Roma - Uscire dall’euro? Perché no? E poi basta stare supini al cospetto della Merkel. Davanti a circa 150 pidiellini tra deputati, senatori ed europarlamentari, Berlusconi invoca un «coniglio dal cilindro». E lo tira fuori, nella riunione del gruppo a Montecitorio, nella cosiddetta «auletta» che però è una sorta di piccolo auditorium. Il Cavaliere torna in prima linea e strappa applausi scroscianti quando parla di un cambiamento di linea dell’esecutivo: «Monti deve riprendere da dove avevamo lasciato e cambiare la sua linea politica. Dobbiamo andare in Europa a dire con forza che la Bce deve iniziare a stampare moneta. Così cambia l’economia». Gli azzurri annuiscono. «La Bce deve cambiare la propria missione, deve diventare il garante di ultima istanza del debito pubblico e cominciare a stampare moneta. Altrimenti, in caso contrario, dovremmo avere la forza di dire “ciao ciao euro” e cioè uscire dall’euro restando nella Ue o dire alla Germania di uscire lei dall’euro se non è d’accordo». Un battimani liberatorio scuote il partito, desideroso che il nostro Paese mostri i muscoli di fronte ai diktat tedeschi.
Parlano Gasparri, Brunetta, Matteoli. Quest’ultimo chiede addirittura di mollare Monti: «Fa il contrario del nostro programma. E poi quest’alleanza col Pd è innaturale». Brunetta calca la mano sul ruolo della Bce. E Berlusconi spiega il suo ragionamento: «La crisi economica non è risolvibile dal nostro interno - dice amaro, ventilando, qualora Berlino restasse sulle sue posizioni oltranziste, l’ipotesi di uscire dall’euro - la Gran Bretagna è un Paese solido e non è mai entrato nell’euro. E se noi dovessimo uscire dall’euro, non mi sembra sia la fine del mondo». E ancora: «La mia pazza idea è che la Banca d’Italia stampi euro oppure stampi la nostra moneta. Vi invito ad approfondire questo spunto». La sortita di Berlusconi poggia su una considerazione grave: «Non ricordo nella mia vita un momento più difficile di questo. La gente è davvero sfiduciata, è sotto shock per come viene descritto il futuro. Quale mossa può cambiare la spirale recessiva?». E ancora: «Il momento è grave, c’è grande sfiducia tra la gente, anche le bufere che hanno investito il calcio e il Vaticano non aiutano il clima».

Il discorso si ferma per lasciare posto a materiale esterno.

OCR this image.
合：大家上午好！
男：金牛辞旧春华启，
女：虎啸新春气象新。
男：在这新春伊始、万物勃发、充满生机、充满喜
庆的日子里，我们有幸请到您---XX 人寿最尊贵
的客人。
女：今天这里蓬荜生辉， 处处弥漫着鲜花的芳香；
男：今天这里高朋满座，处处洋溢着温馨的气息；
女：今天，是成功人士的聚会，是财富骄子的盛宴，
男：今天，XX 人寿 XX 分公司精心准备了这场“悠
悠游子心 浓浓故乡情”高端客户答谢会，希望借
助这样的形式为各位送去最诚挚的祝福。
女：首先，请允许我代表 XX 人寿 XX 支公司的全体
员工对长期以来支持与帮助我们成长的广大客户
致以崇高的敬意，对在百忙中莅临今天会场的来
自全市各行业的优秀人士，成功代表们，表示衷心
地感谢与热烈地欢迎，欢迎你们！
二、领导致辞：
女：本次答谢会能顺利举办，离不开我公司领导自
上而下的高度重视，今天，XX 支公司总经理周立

I suoi annuiscono, ascoltano quella che è ancora la guida del Pdl. Ci sono tutti i big: Alfano, Gasparri, Cicchitto, La Russa, Verdini, Lupi, Crosetto, Brunetta, Matteoli, Gelmini, Carfagna, Ghedini e molti altri. Sul suo futuro, ai pidiellini dice: «Sono a disposizione come allenatore: se mi vorrete ancora non mi tirerò indietro». Poi svela: «Sono a disposizione ma non come presidente della Repubblica, né come premier».
Sul partito, invece, cerca di infondere ottimismo: «Non credo che la sinistra abbia la vittoria in tasca. I moderati non devono consegnare alla sinistra il paese. Chi lo facesse si assumerebbe una gravissima responsabilità e non potrebbe più stare nel Ppe». Un messaggio a Casini. L’obiettivo resta la rivoluzione liberale incompiuta: «Ho riascoltato tutti i discorsi dal ’94 a oggi. Ora quel movimento di grande folla è fermo ma con un nuovo sogno credo che abbiamo la possibilità di recuperarlo - dice - abbiamo parlato di rivoluzione liberale: eravamo in buona fede, ma ci siamo illusi anche noi, mentre adesso abbiamo le idee chiare. In futuro attiveremo una rivoluzione liberale per far sì che il benessere non sia di pochi ma di tutti».
Certo, è complicato da fare con questo sistema perché «il governo in Italia ha come unico strumento il disegno di legge. Il premier non può revocare un ministro. Il presidente del Consiglio non ha potere di nomina: è tutto delegato al presidente della Repubblica, o ai presidenti delle due Camere».